Research outcomes of the Program for the Advancement of Next Generation Research Projects
Faculty of Pharmacy
Masashi Maekawa
Skin, the outer tissue that distinguishes the inside of our body from the outside world, is the largest organ in the human body. In our daily life, the areas of the skin which are not covered by clothing are constantly exposed to a variety of stimuli, such as chemicals and ultraviolet rays, which cause DNA damage in skin tissues, especially in keratinocytes. Accumulation of DNA damage leads to age-dependent cellular senescence of keratinocytes, causing solar keratosis. Solar keratosis not only induces the development of skin cancer, but is a major cause of spots and wrinkles, which have major effects on patients' appearances, and in turn, their quality of life. The identification of the molecular mechanisms of cellular senescence of keratinocytes and its molecular signatures, especially the "lipid signature," have the potential to lead to the development of intervention methods and contribute to the development of inhibitors of skin-aging progression. Therefore, it is important to elucidate a novel molecular mechanism of cellular senescence of keratinocytes, which will be a target for the development of anti-aging agents for the prevention of skin cancer and other diseases.

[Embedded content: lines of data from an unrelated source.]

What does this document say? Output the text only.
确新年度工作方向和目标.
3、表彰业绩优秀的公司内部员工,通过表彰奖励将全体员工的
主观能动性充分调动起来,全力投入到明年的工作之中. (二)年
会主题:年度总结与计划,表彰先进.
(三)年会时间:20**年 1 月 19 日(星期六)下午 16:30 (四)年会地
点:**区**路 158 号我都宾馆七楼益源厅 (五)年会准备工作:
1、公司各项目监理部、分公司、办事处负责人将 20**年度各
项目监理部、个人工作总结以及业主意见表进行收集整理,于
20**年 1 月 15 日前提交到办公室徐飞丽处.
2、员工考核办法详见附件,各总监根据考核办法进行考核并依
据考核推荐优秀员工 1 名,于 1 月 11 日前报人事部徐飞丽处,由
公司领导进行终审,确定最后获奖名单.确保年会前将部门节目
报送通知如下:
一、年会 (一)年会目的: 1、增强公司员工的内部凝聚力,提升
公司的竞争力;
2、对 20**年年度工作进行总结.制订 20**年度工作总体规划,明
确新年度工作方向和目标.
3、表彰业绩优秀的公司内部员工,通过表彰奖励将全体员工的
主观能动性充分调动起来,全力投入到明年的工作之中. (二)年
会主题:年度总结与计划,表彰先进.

Cullin-3 (CUL3) ubiquitin ligase is an E3 complex that ubiquitinates its substrate proteins via recognition receptors, BTBP. Human genome encodes 183 genes for BTBP, and since each BTBP binds to different substrate proteins, and the patterns of ubiquitin chains (the ubiquitin code) and the fates of ubiquitinated substrate proteins (degradation or addition of novel functions) are also diverse, the CUL3/BTBP axis can exert various physiological functions. SPOP (speckle-type POZ protein) is one of the BTBPs and a critical cancer-associated protein with many amino acid mutations in its substrate binding motif. The point mutations were mainly identified in prostate and endometrial cancers, and its function in tumor regulation has recently been elucidated intensively. In contrast, its function in non-cancerous cells such as keratinocytes remains largely unknown.
We have previously shown that SPOP-knockdown in human immortalized keratinocyte HaCaT cells increased p21 mRNA levels and decreased newly-DNA synthesis (Figure 1). These results suggested that SPOP-knockdown HaCaT cells exhibited G1/S arrest. Importantly, these phenotypes are quite similar to that of cellular senescence, suggesting that SPOP-depleted HaCaT cells mimic senescent keratinocytes. Additionally, cellular localization and metabolism of cholesterol were dysregulated by SPOP knockdown, suggesting that SPOP controls lipid metabolism in HaCaT cells. Thus, we hypothesized that SPOP could be a site of intervention to investigate the causal relationship between cellular senescence and changes in lipid metabolism. In the present study, we aimed to capture changes in lipid metabolism of SPOP-depleted HaCaT cells by untargeted lipidomics using LCMS-9030.
Figure 1:
SPOP knockdown upregulated mRNA level of p21 (A) and inhibited DNA biosynthesis (B) in HaCaT cells. Bars, 20μm. Figures were reproduced from Sanada et al ., BBRC. 2023
Lipid fractions extracted from SPOP-knockdown HaCaT cells, which exhibit senescence-like phenotypes, were subjected to untargeted lipidomics. We found that the amounts of major phospholipid species such as phosphatidylcholine (PC), phosphatidylethanolamine (PE), phosphatidylserine (PS), and phosphatidylinositol (PI) were not affected compared to the control cells. Interestingly, the depletion of SPOP significantly decreased the amount of neutral lipids, such as triacylglycerol (TG) and diacylglycerol (DG). These results suggest that the amount of neutral lipids is decreased in cells during cellular senescence associated with G1/S arrest. Since the mRNA levels of genes related to neutral lipid biosynthesis were not affected by SPOP knockdown, the degradation of neutral lipids would be enhanced by the depletion of SPOP in HaCaT cells.
Considering our results, by inducing the degradation of neutral lipids (e.g., enforced expression of neutral lipases) without suppressing the SPOP expression and examining cellular senescence phenotypes, the causal relationships between neutral lipid metabolism and cellular senescence could be elucidated in future studies. The changes of intracellular lipid species may become novel signatures that can evaluate cell cycles and cellular senescence.
Keio University Program for the Advancement of Next Generation Research Projects
The Keio University Program for the Advancement of Next Generation Research Projects subsidizes research costs with the aim of finding solutions to challenges and of promoting global academic research in order to allow Keio University faculty members to establish a presence as core researchers.